Punta pistola contro commerciante e la fidanzata e porta via 20 euro, arrestato licatese
In manette un 52enne di Licata che, dopo essere entrato nell’esercizio commerciale, ha minacciato il titolare e la fidanzata con una pistola facendosi consegnare 20 euro
Ha aspettato che uscissero tutti i clienti per entrare in azione. Una volta dentro il negozio ha minacciato il titolare e la fidanzata con una pistola e si è fatto consegnare venti euro. I carabinieri di Licata hanno arrestato un cinquantaduenne del posto – A.C. – per una rapina a mano armata messa a segno nel tardo pomeriggio di domenica in un Internet Point.
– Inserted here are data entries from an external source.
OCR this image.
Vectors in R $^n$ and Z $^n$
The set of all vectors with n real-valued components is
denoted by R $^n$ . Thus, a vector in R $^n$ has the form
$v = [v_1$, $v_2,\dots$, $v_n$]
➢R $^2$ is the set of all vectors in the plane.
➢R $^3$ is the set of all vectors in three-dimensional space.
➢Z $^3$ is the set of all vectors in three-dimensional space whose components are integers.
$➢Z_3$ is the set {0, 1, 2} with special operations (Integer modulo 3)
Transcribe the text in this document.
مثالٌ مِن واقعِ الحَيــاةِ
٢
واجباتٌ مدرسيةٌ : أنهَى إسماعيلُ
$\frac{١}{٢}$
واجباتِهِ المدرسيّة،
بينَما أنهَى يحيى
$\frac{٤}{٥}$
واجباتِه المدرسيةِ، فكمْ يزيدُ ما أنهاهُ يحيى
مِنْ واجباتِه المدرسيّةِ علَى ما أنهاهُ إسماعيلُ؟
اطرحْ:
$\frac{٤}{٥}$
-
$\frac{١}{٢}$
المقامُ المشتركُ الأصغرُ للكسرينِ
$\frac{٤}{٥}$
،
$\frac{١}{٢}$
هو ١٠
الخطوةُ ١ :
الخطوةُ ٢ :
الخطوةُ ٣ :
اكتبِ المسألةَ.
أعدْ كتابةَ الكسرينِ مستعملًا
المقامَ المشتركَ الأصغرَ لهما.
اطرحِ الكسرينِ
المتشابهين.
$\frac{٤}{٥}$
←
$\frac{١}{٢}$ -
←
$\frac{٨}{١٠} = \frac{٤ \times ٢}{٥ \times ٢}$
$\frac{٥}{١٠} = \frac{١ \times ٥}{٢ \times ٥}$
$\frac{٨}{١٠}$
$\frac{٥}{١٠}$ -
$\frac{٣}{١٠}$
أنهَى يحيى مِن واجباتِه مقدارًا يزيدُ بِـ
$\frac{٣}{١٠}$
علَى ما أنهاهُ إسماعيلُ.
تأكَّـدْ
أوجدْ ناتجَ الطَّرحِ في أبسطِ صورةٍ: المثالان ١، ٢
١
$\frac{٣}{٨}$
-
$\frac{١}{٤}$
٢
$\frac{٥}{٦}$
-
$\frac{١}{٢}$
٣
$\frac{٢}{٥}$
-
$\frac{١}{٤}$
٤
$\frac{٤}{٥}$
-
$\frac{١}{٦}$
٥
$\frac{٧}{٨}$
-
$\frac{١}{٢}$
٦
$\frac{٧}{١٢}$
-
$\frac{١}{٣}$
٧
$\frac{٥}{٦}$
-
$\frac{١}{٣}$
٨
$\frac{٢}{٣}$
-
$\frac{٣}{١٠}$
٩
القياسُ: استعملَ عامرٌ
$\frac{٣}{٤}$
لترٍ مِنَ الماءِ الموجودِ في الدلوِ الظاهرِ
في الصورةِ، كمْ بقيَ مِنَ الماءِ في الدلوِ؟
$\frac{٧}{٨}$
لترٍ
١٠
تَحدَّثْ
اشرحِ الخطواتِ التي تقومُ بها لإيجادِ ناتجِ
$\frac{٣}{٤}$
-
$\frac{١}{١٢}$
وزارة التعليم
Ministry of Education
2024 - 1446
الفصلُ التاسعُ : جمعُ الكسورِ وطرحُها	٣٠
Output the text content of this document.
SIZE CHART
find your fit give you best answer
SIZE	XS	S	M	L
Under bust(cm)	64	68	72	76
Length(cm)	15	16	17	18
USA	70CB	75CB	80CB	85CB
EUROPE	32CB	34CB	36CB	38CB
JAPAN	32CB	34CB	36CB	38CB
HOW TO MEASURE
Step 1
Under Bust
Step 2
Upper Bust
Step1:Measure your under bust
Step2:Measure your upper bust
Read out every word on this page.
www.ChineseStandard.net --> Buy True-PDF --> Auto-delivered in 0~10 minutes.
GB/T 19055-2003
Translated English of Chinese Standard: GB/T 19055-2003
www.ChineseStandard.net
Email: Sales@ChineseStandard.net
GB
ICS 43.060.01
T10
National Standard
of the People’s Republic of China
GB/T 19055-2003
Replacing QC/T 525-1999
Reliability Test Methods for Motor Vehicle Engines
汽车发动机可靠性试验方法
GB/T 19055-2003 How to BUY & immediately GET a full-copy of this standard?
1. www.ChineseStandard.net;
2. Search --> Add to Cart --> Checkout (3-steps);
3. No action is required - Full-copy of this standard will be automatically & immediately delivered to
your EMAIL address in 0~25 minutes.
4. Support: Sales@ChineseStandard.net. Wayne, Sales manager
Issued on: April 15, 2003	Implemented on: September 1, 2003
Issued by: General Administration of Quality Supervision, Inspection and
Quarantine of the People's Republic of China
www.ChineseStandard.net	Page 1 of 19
Il gip del tribunale di Agrigento, Iacopo Mazzullo, ha convalidato il provvedimento disponendo nei confronti dell’indagato – difeso dall’avvocato Samantha Borsellino – la custodia in carcere.
I fatti risalgono allo scorso 15 febbraio. L’uomo, una volta capito che all’interno dell’attività commerciale non ci fosse più nessuno, è entrato in azione: dapprima ha intimato al titolare di consegnargli venti euro e, poco dopo, ha estratto una pistola puntandola all’indirizzo della coppia. Poi la fuga. Lanciato l’allarme sono intervenuti immediatamente i carabinieri che hanno acquisito le immagini delle telecamere e riconosciuto, poiché già noto, l’indagato.
L’uomo è stato fermato poco dopo in un bar con ancora addosso gli stessi indumenti utilizzati durante la rapina. La pistola, caricata a salve e senza tappo rosso, è stata rinvenuta in un secondo momento. Sull’arma, che è stata sequestrata, sono in corso accertamenti. Il gip ha convalidato l’arresto e disposto la custodia in carcere nei confronti del cinquantaduenne.